Currently we have one AP per location and each AP is in a separate WLAN with its own VLAN. Given that these locations are pretty far apart would it be feasable and/or a good idea to merge these all into a single network with a single SSID so if someone is traveling in the company their devices will link up at all locations with no additional config.

And finally can someone link a guide or reference to setting a guest network that is isolated from the internal network? I will be honest that I have not even done a cursory google search on this issue yet as it is a back burner issue for me at this time.

2 Replies 2

ajc
Level 7
Level 7

Hi there,

 

For RRM to run properly you need 4 neighbor AP's, that is per Cisco documentation. 

Arshad Safrulla
VIP Alumni
VIP Alumni

Cisco Clean Air is RF interference detection and mitigation solution, it can provide real time visibility in to RF spectrum in your premises so you can easily identify any RF interferers in WiFi spectrum, for example lets say you have some interference in 5GHz channel 36, depending on the configuration WLC will automatically change the channels on the neighboring AP's, so your wireless infra is working on clean channels. Or due to the visibility it provides you can take action manually as well.

 

Its not compulsory to have dedicated Clean Air Sensors (Monitor mode AP's) to get the clean air full feature set working, but you need to have clean air capable AP's, you can have the client serving AP's for example new Cat9120, 9130 with RF asic can scan the spectrum while serving the clients. while the older generation of clean air capable of AP's are more than capable of detecting and mitigating interferers, Cisco recommends deploying dedicated monitor mode AP's as this can provide spectrum intelligence with off channel scanning  and due to dedicated radio used for scanning more visibility.
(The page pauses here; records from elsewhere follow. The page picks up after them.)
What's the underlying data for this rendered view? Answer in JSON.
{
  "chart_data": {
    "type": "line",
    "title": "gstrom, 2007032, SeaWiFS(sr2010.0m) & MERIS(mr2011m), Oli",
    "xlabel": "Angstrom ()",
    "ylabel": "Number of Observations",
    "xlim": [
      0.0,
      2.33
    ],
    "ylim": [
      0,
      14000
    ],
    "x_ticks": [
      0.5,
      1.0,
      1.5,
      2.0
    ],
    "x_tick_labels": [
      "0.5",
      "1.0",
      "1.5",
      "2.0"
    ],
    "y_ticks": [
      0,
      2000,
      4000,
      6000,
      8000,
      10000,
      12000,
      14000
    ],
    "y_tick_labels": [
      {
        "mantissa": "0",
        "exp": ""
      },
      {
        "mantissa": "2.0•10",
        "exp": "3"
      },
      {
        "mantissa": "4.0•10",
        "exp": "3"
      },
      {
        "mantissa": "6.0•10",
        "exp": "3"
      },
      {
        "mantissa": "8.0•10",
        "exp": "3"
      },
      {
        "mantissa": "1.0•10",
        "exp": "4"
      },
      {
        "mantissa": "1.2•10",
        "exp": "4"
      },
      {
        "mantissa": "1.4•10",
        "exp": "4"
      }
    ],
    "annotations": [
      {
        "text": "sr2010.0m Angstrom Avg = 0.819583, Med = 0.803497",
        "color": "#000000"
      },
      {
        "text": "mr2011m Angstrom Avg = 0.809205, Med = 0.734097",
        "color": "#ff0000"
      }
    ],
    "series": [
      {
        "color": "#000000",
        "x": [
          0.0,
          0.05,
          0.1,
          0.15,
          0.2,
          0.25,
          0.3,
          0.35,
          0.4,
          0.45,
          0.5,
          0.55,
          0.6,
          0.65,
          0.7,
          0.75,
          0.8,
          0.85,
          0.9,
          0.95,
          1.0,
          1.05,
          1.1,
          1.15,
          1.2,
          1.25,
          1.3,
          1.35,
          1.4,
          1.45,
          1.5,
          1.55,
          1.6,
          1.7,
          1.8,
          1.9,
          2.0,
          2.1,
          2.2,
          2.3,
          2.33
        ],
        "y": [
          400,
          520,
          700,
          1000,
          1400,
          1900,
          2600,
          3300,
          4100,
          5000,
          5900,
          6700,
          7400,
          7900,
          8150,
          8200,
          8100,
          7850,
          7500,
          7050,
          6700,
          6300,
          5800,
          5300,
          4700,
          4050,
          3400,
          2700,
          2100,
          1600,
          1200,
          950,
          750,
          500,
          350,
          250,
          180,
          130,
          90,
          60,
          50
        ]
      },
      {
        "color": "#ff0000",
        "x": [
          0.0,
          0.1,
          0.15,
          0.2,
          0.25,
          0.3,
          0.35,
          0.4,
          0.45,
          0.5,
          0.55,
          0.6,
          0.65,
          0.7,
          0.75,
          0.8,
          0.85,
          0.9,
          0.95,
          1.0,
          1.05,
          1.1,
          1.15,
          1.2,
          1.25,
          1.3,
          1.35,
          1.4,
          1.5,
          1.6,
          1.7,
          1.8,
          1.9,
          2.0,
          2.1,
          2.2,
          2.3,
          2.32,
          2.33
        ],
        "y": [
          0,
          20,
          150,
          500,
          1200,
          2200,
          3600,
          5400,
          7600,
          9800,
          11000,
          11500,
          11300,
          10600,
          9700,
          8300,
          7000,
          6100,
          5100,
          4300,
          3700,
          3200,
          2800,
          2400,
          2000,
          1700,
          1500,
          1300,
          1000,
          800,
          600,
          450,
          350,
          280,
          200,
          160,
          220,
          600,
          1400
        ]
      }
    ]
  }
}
Information collected by Clean Air capable AP's are vital part of the RRM, based on the informaiton made avaialbe to RRM by Clean Air it chooses best channels where the AP's can operate on at a given point. Clean Air is a big topic which is very difficult to summarize. You may refer the below for more information. 

https://www.cisco.com/c/en/us/td/docs/wireless/controller/9800/config-guide/b_wl_16_10_cg/cisco-cleanair.html

 


Currently we have one AP per location and each AP is in a separate WLAN with its own VLAN. Given that these locations are pretty far apart would it be feasable and/or a good idea to merge these all into a single network with a single SSID so if someone is traveling in the company their devices will link up at all locations with no additional config.


This completely depends on your organization policies, My preference would be to maintain a Single SSID organization wide, so it will ease the management burden. Again based on your organization policies and security requirements it is up to u to decide. Design phase is the key here.

 


And finally can someone link a guide or reference to setting a guest network that is isolated from the internal network? I will be honest that I have not even done a cursory google search on this issue yet as it is a back burner issue for me at this time.


Guest deployment depends on the hardware you have, since you have multiple sites my recommendation would be to consider a Anchor and Foreign controller design. This way you can directly terminate your Guest traffic in to a DMZ. If you are using new 9800 controllers anchor controller can be optional as you can utilize a trunk interface directly connected to a DMZ segment. If you have Flex connect AP's you can have your Guest SVI directly on a Firewall or any upstream L3 device which doesnt allow traffic towards your LAN.